- Born: 1813/1815 Koblenz, Prussia
- Died: 30 December 1870 New York City
- Occupations: Composer, musical director

= Karl Anschütz =

American classical composer (1813/1815–1870)

Karl Anschütz (1813/1815 Koblenz, Kingdom of Prussia - 30 December 1870 New York City) was a Kingdom of Prussia-born musical director and composer who founded the German Opera in New York City. He was the son of Josef Andreas Anschütz and the brother of Hermann Anschütz.

==Biography==
Anschütz's father Joseph Andreas Anschütz was an eminent musician and was in charge of a school for vocal and instrumental instruction. His early musical studies were made under his father, and in 1837 he was sent to study under Friedrich Schneider, of Dessau, whose daughter he married.

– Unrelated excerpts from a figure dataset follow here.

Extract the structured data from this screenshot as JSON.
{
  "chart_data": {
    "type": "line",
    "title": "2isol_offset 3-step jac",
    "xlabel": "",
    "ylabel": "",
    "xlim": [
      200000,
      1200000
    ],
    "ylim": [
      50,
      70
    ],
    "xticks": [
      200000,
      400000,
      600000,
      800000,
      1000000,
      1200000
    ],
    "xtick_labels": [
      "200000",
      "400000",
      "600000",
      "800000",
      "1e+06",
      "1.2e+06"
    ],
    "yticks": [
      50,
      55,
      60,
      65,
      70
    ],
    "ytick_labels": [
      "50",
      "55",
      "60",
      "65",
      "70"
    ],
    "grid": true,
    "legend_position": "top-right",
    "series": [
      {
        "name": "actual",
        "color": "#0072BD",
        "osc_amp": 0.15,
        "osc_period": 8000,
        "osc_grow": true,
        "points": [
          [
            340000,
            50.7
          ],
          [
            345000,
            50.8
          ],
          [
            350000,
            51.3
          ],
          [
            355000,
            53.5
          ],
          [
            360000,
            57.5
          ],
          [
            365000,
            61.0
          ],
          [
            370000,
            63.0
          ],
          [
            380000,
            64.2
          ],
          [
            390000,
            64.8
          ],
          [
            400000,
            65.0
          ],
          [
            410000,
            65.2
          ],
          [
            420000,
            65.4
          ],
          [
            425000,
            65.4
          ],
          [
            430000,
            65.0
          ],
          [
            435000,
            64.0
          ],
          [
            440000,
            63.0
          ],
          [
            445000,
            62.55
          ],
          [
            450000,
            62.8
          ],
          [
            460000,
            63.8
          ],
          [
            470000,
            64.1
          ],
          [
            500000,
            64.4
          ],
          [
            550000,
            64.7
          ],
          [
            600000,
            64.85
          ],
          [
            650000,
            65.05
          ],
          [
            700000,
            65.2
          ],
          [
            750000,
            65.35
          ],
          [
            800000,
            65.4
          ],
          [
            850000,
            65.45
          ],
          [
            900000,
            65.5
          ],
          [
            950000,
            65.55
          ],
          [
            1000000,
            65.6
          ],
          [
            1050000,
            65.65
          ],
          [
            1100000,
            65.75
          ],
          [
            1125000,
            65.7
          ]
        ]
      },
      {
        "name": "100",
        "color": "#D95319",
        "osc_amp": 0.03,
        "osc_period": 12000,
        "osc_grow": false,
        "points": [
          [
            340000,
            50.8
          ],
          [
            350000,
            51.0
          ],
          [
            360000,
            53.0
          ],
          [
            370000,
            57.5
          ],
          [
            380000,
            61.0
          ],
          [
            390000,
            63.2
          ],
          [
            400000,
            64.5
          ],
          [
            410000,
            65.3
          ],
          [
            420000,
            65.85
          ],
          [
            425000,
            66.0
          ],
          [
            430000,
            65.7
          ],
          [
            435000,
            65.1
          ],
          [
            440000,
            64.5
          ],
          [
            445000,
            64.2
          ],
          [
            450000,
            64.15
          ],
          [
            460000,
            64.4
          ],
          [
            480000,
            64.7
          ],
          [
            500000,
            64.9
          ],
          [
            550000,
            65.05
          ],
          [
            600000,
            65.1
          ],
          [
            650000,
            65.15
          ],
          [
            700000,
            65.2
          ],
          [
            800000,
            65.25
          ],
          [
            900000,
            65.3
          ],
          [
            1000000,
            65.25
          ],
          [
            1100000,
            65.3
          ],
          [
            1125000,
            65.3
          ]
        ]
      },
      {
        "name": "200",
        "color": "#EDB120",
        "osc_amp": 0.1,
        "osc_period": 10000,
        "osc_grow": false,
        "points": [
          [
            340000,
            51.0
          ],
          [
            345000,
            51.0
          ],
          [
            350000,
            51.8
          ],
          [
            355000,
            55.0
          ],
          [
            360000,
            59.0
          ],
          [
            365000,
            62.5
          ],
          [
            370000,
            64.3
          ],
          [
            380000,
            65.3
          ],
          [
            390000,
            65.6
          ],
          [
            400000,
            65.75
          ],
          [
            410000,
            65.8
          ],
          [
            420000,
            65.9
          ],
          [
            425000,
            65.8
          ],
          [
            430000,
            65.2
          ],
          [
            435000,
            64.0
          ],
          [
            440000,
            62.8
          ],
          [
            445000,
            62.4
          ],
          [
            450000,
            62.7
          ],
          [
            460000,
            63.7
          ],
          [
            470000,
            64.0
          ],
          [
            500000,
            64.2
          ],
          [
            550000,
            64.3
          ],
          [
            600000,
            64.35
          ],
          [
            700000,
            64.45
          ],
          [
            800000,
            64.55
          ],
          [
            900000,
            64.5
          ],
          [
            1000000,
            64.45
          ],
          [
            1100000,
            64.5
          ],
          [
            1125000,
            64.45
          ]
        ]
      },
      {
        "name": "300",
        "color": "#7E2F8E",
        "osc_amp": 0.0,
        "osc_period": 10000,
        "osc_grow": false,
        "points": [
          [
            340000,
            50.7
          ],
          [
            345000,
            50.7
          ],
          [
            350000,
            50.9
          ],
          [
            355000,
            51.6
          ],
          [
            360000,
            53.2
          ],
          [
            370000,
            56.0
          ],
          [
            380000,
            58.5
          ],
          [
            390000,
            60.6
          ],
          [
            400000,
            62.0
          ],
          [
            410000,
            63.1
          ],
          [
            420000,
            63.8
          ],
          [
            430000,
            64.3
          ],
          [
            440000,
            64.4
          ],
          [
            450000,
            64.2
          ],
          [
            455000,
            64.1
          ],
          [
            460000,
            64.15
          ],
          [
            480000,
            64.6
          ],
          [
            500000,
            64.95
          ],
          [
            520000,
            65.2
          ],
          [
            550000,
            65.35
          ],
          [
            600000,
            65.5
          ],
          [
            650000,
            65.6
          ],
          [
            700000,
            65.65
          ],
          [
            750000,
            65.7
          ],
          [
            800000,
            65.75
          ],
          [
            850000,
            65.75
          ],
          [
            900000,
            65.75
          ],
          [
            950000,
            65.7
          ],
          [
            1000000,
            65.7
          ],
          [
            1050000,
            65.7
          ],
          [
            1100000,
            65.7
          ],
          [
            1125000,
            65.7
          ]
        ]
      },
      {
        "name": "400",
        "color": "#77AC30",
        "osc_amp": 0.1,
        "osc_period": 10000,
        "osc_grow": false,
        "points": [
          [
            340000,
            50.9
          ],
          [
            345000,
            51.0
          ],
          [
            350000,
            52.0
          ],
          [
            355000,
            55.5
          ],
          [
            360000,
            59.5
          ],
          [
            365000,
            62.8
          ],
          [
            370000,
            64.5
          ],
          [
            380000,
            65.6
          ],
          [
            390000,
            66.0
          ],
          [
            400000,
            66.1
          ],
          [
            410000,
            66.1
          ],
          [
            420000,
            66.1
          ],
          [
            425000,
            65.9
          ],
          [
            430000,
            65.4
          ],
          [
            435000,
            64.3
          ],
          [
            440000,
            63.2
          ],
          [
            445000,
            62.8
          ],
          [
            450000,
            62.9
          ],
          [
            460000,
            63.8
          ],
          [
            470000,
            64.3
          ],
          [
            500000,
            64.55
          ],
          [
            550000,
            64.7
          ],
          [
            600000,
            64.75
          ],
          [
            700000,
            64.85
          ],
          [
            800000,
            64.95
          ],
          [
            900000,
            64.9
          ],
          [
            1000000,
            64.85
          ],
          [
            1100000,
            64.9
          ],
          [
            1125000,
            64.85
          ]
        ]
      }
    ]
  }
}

His brother was the painter Hermann Anschütz.

He then returned to Koblenz, where he became conductor of the royal musical institution and of the orchestra at the theatre, with the title of royal musical director. In 1848 he led the orchestra at Nuremberg, and in 1849 was conductor of the German opera at Amsterdam. During the same year, he went to London with a German opera troupe, and subsequently he became leader of the orchestra at Drury Lane Theatre. He conducted in 1849 and 1850 the Wednesday Concerts in Exeter Hall; at this venue he gave Beethoven's ninth symphony with an orchestra of 250 musicians and a chorus of 500 singers. He also conducted the Italian opera at Dublin, Edinburgh, Glasgow, and elsewhere in Great Britain.

In 1857 he came to the United States with Bernard Ullman's Italian opera troupe, which he conducted until 1860. From 1860 to 1862, he was conductor for the Arion Society. In 1862, he founded the German opera in New York, and was active in the establishment of the New York Conservatory of Music. In 1869 he served as musical director of the New York section of the mass choruses at the Baltimore singing festival. He was also a composer of some ability, and wrote out for brass instruments the nine symphonies of Beethoven, of which two were performed.